In this new, global, and highly competitive (D’Aveni, 1994) arena, a company has to think in terms of market-orientation and not only in terms of product orientation and marketing orientation in order to achieve competitive advantage. If competitive advantage was once based on structural characteristics such as market power, today the emphasis has shifted to capabilities that enable a company to consistently deliver superior value to its customers (Slater & Narver, 1994). As a result, the concept of market-orientation (Kohli & Jaworski, 1990; Narver & Slater, 1990) was developed, which emphasized the establishment of effective information processes and capabilities within the firm to understand the expressed and latent needs of customers, thus making firms more efficient and effective in managing customer relationships (Boulding, 2004). A bulk of research (Day, 1994; Gordini, 2010, 2012; Kohli & Jaworsky, 1990; Jaworski & Kohli, 1993; Narver & Slater, 1990; Slater & Narver, 1994, 1998, 1999) has highlighted that a market-orientation provides a strong foundation to reach superior customer value and competitive advantage. Among the most commonly cited, Narver and Slater (1990) stated that “market orientation consists of three behavioral components (customer orientation, competitor orientation, and inter-functional coordination) and two decision criteria (long-term focus and profitability).”

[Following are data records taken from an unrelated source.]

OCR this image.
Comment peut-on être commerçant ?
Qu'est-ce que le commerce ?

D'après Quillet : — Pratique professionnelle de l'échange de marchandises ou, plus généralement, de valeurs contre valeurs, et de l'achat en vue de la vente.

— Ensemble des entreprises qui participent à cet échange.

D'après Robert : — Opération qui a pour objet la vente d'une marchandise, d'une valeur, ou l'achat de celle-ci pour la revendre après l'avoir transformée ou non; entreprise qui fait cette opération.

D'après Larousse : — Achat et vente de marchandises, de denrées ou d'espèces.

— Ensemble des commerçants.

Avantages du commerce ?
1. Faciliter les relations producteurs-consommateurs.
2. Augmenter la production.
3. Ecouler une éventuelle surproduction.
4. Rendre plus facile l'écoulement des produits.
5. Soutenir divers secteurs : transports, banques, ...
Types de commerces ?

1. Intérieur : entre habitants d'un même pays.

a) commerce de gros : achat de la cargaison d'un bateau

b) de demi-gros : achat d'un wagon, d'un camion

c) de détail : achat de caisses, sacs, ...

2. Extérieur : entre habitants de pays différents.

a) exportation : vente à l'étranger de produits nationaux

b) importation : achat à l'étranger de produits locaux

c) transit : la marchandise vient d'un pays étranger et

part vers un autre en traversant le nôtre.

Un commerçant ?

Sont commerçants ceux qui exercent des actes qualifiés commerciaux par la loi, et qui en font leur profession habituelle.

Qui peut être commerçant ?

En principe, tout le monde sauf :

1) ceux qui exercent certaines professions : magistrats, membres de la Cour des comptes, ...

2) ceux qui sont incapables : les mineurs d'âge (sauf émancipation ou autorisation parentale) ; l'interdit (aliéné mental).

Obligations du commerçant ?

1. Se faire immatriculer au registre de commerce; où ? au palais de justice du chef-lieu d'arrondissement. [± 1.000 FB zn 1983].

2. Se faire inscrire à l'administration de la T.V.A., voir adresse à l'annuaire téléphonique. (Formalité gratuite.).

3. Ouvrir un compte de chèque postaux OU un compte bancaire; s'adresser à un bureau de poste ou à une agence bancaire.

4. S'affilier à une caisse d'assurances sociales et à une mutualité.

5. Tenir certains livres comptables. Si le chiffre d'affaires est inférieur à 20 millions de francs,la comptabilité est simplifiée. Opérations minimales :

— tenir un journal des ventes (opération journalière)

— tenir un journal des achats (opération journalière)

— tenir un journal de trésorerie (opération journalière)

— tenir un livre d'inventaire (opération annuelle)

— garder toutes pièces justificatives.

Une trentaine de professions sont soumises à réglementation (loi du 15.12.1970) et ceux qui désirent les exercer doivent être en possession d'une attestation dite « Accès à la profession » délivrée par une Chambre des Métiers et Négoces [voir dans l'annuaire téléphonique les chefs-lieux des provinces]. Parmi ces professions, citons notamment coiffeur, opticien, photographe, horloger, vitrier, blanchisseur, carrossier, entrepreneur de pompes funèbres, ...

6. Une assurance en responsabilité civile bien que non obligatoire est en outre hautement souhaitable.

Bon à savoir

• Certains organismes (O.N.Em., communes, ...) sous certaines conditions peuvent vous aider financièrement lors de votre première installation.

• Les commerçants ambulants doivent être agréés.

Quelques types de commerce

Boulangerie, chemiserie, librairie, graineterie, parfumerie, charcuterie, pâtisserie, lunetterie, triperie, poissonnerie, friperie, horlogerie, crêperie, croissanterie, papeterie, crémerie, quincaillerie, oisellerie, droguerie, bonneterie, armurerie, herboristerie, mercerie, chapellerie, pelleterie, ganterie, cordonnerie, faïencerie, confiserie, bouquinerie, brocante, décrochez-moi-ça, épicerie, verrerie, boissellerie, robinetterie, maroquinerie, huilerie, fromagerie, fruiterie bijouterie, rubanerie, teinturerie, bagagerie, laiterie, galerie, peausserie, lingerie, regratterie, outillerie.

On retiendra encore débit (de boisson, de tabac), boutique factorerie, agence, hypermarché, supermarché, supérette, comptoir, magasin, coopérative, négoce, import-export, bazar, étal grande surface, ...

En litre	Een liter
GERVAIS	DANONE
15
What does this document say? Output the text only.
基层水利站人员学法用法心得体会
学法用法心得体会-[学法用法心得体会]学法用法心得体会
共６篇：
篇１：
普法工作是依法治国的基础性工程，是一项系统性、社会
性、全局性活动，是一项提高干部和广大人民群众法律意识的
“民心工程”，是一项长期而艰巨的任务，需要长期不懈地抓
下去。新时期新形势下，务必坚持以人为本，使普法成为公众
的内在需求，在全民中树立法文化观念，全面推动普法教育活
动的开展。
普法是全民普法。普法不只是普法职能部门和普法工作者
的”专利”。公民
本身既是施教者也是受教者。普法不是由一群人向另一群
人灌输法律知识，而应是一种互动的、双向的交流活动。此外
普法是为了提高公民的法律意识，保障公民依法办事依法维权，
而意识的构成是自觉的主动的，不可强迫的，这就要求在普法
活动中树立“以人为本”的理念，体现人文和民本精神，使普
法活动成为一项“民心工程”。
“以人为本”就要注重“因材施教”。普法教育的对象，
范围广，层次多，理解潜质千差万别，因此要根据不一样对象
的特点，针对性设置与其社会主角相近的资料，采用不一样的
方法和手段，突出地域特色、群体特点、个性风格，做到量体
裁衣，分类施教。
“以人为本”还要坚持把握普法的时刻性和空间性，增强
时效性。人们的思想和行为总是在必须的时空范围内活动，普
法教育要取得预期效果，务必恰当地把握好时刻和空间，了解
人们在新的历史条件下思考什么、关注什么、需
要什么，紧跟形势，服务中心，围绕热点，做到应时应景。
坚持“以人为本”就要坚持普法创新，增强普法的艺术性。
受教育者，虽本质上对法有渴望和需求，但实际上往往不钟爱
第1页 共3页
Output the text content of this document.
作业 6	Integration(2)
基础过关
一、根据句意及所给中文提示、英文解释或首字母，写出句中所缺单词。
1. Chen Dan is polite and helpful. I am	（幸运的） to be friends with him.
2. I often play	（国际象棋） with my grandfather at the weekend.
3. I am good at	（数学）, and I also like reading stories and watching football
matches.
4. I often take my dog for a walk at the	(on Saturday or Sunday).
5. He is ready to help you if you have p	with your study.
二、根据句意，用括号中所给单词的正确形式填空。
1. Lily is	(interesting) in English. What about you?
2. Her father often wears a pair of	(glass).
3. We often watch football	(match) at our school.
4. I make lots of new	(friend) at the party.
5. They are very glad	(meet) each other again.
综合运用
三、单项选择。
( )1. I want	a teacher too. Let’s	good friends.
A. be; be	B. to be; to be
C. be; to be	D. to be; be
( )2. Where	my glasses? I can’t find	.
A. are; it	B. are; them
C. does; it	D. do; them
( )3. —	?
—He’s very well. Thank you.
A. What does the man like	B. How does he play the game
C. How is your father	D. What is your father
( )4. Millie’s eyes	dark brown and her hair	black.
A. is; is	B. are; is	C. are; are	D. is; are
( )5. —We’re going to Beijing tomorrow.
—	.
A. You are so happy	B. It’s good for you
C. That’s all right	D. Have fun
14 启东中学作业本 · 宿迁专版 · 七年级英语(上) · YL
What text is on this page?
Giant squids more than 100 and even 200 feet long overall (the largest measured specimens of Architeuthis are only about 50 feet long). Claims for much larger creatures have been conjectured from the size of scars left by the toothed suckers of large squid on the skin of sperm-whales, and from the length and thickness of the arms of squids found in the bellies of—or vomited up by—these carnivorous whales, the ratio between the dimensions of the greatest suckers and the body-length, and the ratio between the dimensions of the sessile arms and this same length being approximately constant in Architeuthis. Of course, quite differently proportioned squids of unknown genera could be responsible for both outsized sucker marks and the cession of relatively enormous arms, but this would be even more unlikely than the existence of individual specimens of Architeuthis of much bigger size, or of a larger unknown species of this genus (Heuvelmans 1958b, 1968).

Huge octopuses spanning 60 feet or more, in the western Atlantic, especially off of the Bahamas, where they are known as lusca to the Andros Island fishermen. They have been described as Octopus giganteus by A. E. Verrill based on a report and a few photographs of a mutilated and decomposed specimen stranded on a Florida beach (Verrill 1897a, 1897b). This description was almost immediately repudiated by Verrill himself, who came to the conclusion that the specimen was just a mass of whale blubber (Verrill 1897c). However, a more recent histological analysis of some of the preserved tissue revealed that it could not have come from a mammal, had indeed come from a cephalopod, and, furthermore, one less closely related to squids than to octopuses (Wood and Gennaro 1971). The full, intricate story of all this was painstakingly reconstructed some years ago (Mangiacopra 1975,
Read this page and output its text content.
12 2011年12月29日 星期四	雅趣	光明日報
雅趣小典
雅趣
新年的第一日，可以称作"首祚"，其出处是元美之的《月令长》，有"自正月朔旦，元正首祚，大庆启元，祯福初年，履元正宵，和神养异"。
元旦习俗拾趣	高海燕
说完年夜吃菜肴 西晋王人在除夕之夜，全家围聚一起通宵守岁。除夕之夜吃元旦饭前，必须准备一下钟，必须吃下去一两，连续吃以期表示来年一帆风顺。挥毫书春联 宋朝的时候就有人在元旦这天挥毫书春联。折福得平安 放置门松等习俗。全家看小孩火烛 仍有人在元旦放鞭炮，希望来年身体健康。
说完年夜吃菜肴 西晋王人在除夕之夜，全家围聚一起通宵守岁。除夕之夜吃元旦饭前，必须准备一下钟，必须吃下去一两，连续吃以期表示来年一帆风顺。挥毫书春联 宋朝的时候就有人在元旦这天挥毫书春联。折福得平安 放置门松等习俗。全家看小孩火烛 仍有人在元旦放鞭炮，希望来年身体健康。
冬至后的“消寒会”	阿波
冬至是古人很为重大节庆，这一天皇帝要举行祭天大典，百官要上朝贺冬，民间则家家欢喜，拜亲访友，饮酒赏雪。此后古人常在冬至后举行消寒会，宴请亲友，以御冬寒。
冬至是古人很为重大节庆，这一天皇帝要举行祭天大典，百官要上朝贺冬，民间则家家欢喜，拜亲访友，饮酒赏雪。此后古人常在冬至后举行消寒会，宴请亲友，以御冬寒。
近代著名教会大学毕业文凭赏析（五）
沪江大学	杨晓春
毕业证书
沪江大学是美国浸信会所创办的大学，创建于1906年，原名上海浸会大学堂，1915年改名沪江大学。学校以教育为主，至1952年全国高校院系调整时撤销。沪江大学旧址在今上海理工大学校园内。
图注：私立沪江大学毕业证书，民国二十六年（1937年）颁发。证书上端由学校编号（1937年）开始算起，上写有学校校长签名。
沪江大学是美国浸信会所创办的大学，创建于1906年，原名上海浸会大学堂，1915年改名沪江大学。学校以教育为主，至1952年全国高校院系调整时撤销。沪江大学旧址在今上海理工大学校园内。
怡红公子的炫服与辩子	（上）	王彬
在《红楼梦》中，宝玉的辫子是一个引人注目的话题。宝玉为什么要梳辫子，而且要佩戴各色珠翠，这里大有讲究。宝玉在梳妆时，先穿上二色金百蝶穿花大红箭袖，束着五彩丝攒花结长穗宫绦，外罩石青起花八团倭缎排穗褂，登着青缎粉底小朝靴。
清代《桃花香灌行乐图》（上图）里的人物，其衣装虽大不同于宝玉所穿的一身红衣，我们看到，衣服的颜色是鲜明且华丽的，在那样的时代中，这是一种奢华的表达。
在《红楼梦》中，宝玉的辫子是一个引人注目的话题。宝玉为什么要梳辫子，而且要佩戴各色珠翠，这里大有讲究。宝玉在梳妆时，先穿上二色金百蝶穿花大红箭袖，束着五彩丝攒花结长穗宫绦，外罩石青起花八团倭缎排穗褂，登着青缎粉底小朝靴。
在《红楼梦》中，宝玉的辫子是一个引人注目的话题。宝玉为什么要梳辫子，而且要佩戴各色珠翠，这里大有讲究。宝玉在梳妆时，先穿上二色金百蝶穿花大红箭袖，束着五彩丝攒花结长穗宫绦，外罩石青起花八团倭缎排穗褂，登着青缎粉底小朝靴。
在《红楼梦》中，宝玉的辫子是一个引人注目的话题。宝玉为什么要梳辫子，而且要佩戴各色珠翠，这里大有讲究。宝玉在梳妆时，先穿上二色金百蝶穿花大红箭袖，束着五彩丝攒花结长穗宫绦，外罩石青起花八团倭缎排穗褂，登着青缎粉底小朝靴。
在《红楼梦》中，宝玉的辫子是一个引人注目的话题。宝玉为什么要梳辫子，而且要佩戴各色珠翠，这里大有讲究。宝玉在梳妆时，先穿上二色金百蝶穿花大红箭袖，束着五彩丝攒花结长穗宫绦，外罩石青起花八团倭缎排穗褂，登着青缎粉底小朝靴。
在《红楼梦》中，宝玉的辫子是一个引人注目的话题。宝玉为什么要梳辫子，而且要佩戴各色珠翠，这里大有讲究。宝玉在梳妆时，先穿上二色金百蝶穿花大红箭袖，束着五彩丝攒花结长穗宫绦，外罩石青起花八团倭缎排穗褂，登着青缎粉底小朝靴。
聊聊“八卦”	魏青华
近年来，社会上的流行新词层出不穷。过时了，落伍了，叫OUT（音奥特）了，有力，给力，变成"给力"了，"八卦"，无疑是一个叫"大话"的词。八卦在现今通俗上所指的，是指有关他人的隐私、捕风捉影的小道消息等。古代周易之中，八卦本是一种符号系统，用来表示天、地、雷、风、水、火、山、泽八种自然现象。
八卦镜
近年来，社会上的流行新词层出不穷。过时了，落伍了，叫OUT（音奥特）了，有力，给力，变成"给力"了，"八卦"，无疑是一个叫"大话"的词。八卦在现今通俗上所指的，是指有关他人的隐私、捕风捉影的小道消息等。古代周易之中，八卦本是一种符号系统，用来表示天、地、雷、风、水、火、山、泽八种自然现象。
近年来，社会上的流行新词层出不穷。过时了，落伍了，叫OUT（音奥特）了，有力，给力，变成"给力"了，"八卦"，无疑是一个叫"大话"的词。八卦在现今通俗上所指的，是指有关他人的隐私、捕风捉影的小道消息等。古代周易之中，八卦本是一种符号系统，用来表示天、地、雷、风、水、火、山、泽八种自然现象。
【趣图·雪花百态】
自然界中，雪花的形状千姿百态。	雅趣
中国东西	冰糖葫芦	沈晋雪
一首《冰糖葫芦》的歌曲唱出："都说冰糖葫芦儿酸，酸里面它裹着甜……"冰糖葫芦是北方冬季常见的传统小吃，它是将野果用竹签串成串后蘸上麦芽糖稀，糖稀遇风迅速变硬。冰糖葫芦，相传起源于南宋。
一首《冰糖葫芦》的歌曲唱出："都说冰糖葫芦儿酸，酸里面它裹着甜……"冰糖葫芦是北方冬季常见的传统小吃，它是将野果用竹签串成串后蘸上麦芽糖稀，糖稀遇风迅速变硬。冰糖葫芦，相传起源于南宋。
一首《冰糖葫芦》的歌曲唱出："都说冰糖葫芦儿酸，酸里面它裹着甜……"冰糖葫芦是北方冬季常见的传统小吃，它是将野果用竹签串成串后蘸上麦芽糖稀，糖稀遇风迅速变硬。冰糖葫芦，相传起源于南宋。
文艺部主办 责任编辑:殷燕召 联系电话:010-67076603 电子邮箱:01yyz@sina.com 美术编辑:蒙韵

Jaworski and Kohli (1993) suggest that market-orientation is “the organization wide generation of market intelligence pertaining to current and future needs of the customers, dissemination of intelligence horizontally and vertically within the organization, and organization wide action or responsiveness to it”. Day (1994) simply states that market orientation represents superior skills in understanding and satisfying customers. In a later study, Slater and Narver (1994) highlight that a company is market-oriented when “its culture is systematically and entirely committed to the continuous creation of superior customer value”. Deshpandé et al. (1993) define customer value “as the set of beliefs that puts the customer’s interest first, while not excluding those of other stakeholders such as owners, managers, and employees, in order to develop a long-term profitable enterprise.” Specifically, “this entails collecting and coordinating information on customers, competitors, and other significant market influencers to use in building that value” (Slater & Narver, 1994). Thus, the heart of market orientation is its customer focus. In addition, today’s customers have such varied needs and preferences that it is not possible to group them into large homogenous populations to develop marketing strategies (Shaw et al., 2001). In fact, each customer wants to be served according to his individual and unique needs. Hence, marketing decisions based on traditional segmentation approaches and not on a market orientation, result in a poor response rate and increased costs.